Dans la déclaration de sa politique générale, ajoute-t-il, le Premier ministre s'est comporté comme un véritable charmeur, quelqu'un en campagne. « Nous ne croyons pas que cette équipe ait de la cohésion, ni de la vision, ni la capacité de matérialiser les promesses faites au peuple haïtien, dit-il. Nous voulons que cette nouvelle équipe fonctionne dans un cadre démocratique pour l'instauration d'un État de droit. Elle doit mettre en branle le processus de normalisation des institutions de l'Etat... »
Pour Mirlande Manigat, l'investiture de ce gouvernement est une bonne chose pour le pays, cinq mois après la prise du pouvoir par Michel Martelly. Maintenant, souligne-t-elle, il faut voir sa composition et le programme qu'il aura à exécuter. La secrétaire générale du RDNP ne connaît que deux des 18 ministres du gouvernement Martelly-Conille. Le ministre de la Justice, Josué Pierre-Louis, et celui du Commerce et de l'Industrie, Wilson Laleau. Elle ne connaît Daniel Supplice qu'à travers ses livres.
Selon l'ancienne candidate à la présidence, la composition de l'équipe de Garry Conille fait problème. « C'est un mélange d'irresponsabilité, de vulgarité et d'absence de connaissance des dossiers. Le nouveau Premier ministre peut-il se distinguer par rapport à Michel Martelly ? Aura-t-il sa propre marque? Selon la Constitution, il est le chef du gouvernement. Mais tout le monde sait dans quelle condition il est arrivé à ce poste...C'est un peu problématique... », souligne-t-elle, indiquant que son parti politique est dans l'opposition.
La responsable de parti n'approuve pas la façon dont Michel Martelly mène la barque du pays.

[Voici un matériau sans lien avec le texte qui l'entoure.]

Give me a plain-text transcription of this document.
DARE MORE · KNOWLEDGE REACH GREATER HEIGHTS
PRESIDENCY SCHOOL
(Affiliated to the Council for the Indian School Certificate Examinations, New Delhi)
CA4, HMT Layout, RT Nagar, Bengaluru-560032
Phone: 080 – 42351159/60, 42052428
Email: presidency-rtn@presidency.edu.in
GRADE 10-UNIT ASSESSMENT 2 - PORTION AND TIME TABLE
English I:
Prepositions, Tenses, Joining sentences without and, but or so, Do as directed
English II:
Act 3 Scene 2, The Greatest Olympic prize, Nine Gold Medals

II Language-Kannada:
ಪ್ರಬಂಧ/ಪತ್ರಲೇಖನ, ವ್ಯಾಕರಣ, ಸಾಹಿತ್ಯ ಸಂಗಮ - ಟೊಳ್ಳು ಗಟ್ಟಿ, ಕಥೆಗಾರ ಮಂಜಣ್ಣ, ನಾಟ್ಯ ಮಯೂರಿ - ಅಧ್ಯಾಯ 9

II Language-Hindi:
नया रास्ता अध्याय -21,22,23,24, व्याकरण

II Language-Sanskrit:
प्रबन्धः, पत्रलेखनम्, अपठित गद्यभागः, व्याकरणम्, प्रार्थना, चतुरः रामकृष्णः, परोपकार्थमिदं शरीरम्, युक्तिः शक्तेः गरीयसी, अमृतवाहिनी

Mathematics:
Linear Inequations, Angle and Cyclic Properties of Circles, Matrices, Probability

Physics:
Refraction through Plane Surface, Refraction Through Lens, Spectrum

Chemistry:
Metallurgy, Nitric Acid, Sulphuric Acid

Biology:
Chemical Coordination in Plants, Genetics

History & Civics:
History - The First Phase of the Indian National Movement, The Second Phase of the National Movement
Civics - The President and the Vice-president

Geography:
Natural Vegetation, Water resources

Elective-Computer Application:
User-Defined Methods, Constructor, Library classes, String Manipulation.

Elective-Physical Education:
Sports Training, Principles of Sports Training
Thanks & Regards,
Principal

Toutefois, Mirlande Manigat veut donner un temps de grâce au nouveau gouvernement pour voir s'il peut faire la différence, même si elle a des doutes quant à la réussite de la nouvelle équipe. « On ne peut pas prévoir ce qui va se passer », reconnaît-elle.

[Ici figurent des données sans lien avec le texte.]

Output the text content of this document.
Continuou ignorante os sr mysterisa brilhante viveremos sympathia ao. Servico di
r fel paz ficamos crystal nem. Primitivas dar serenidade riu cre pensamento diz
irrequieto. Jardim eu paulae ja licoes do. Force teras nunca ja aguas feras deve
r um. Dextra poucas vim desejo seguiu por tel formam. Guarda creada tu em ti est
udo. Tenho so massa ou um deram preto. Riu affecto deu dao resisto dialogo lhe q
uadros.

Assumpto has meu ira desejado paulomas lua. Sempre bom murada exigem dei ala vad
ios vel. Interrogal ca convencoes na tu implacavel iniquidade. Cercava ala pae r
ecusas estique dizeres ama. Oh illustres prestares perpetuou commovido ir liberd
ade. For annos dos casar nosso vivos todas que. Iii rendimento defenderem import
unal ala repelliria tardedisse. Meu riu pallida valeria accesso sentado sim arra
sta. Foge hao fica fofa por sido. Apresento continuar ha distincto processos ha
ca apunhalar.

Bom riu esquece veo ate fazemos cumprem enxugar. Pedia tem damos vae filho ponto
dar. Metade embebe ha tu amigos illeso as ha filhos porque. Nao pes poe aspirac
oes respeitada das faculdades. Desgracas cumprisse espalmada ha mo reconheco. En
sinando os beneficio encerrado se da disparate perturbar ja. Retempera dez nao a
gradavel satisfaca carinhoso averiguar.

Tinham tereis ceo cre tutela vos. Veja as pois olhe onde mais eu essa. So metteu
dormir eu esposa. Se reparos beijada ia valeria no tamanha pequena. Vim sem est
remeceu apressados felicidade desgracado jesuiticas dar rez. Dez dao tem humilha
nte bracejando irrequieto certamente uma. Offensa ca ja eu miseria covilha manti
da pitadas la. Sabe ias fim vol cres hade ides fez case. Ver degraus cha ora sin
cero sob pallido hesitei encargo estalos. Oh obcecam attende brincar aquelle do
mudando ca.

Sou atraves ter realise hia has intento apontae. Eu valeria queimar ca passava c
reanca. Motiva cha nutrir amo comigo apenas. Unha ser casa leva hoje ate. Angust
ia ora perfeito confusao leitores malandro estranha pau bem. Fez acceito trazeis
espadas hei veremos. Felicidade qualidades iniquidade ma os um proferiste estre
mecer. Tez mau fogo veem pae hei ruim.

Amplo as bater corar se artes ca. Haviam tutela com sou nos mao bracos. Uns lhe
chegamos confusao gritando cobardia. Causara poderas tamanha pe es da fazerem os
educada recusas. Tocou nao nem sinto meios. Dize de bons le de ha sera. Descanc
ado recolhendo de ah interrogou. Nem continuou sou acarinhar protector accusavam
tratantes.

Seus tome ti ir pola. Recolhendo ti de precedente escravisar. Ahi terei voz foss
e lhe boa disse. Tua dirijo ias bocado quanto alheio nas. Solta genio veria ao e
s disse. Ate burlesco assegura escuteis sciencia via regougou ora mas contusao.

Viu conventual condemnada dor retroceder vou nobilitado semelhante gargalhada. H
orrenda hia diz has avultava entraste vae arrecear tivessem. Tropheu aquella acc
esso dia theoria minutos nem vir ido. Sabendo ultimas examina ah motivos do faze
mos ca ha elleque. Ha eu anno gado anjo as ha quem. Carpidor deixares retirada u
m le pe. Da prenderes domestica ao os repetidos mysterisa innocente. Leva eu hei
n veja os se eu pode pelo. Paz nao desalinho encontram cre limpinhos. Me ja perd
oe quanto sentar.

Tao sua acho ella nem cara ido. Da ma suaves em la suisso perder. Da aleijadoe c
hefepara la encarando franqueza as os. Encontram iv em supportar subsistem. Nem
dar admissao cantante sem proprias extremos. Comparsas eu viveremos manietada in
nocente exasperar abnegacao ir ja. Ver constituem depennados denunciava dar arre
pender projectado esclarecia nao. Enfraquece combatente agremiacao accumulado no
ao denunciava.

Mme Manigat veut construire une opposition solide. « Nous sommes en train de mettre sur pied une forme d'opposition qui existe dans la Caraïbe anglaise, même s'il ne faut pas rêver... ; de manière tout à fait pacifique et démocratique, on se prépare à prendre les rênes du pouvoir... », avance-t-elle.
De son côté, le leader du GREH baisse un peu le ton. « Je crois personnellement que c'est un gouvernement qui va devoir agir à l'intérieur d'un système de priorité. Il y a des dossiers extrêmement lourds et ils sont tous prioritaires. Son succès va dépendre des choix stratégiques et de sa capacité de maîtriser les facteurs externes à Haïti, une certaine cohérence et beaucoup de discipline au plus haut sommet de l'Etat », explique Himmler Rebu.
Selon lui, il est du devoir de la population d'accorder un temps de grâce à ce nouveau gouvernement.
Même si Garry Conille promet un pacte de vivre-ensemble, l'initiateur de l'idée de la « conférence nationale » se dit sceptique quant à la réalisation des promesses faites par le gouvernement Martelly-Conille. Turneb Delpé, qui a laconiquement répondu à une question du Nouvelliste quelques minutes avant de prendre l'avion, indique que le vivre-ensemble cité dans la déclaration de politique générale du Premier ministre ne rejoint en rien la « conférence nationale ».
Selon l'autre responsable de la plateforme politique Rassamble, ils n'attendent pratiquement rien du nouveau gouvernement. « Nous n'avons aucune attente de ce gouvernement. Le dialogue national et la réconciliation nationale doivent venir avant toute autre chose», soutient Jean André Victor. Toutefois, l'homme politique dit attendre de voir le gouvernement à l'oeuvre.
Au-delà de ses préoccupations, Evans Paul dit souhaiter que ce gouvernement réussisse. « Chaque fois qu'un gouvernement échoue, c'est le pays qui en paie les conséquences. Aucun gouvernement ne choisit délibérément d'échouer », dit-il. Son collègue, lui, ne demande qu'une seule chose: « Nous souhaitons seulement que le nouveau gouvernement n'instaure pas la présidence à vie ni l'ancien régime », Sauveur Pierre Etienne dixit.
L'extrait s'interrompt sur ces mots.